(Photo: Wall Street Journal)
According to this story in the Wall Street Journal, prop furniture is making a comeback for sellers staging homes in the hot residential real estate market. As any CandysDirt.com reader knows, expert staging advice can be the difference between just selling a home and profiting from your home. Still, could a cardboard settee really make the difference between “For Sale” and “Pending”?
So we asked Karen Eubank of Eubank Staging if faux furniture is a cost-effective way for owners staging vacant or unoccupied homes, and how they can maximize their staging budgets to make the most from their property. See what the expert designer had to say after the jump.
The look-but-don’t-sit prop furniture is not something I think will work in our market. I’ve seen it up close and personal and would never use it.
Most importantly, owners need have a realistic budget and time frame in mind. Remember bang for the buck is in the first 15 seconds upon entering the house. That generally means living, dining, and kitchen. Master bedrooms are also important. It’s always best to leave your furniture in the house if possible but if you simply cannot then there are some options.

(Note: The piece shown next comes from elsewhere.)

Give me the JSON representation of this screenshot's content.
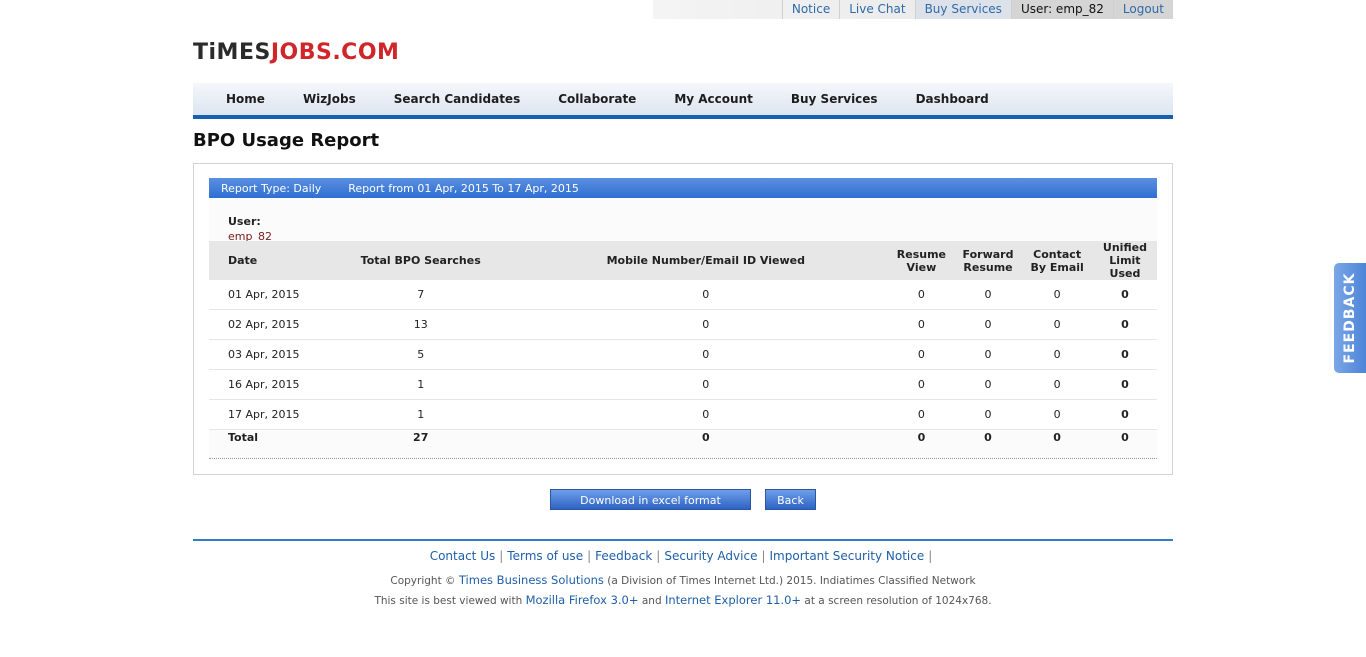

– Borrow what you can from tasteful friends. Seriously, everyone has more furniture than they need and generally something fabulous in their garage.
– Consignment stores have great deals. Often when you do the math it’s cheaper to buy the living room basics from a consignment store than rent. Then you donate them and take the tax deduction.
– Get an inexpensive mattress from Salvation Army and create a headboard out of just about anything. You can find creative headboards on Houzz.com. Get some great bed linens and lamps from HomeGoods or Target.
– The best bet is to always call a professional stager because they can create a plan and give you great resources. They also have other stager pals with clients that are getting rid of furniture because they are moving and can score some terrific deals for you!
What tips do you give clients when it comes to staging an empty home?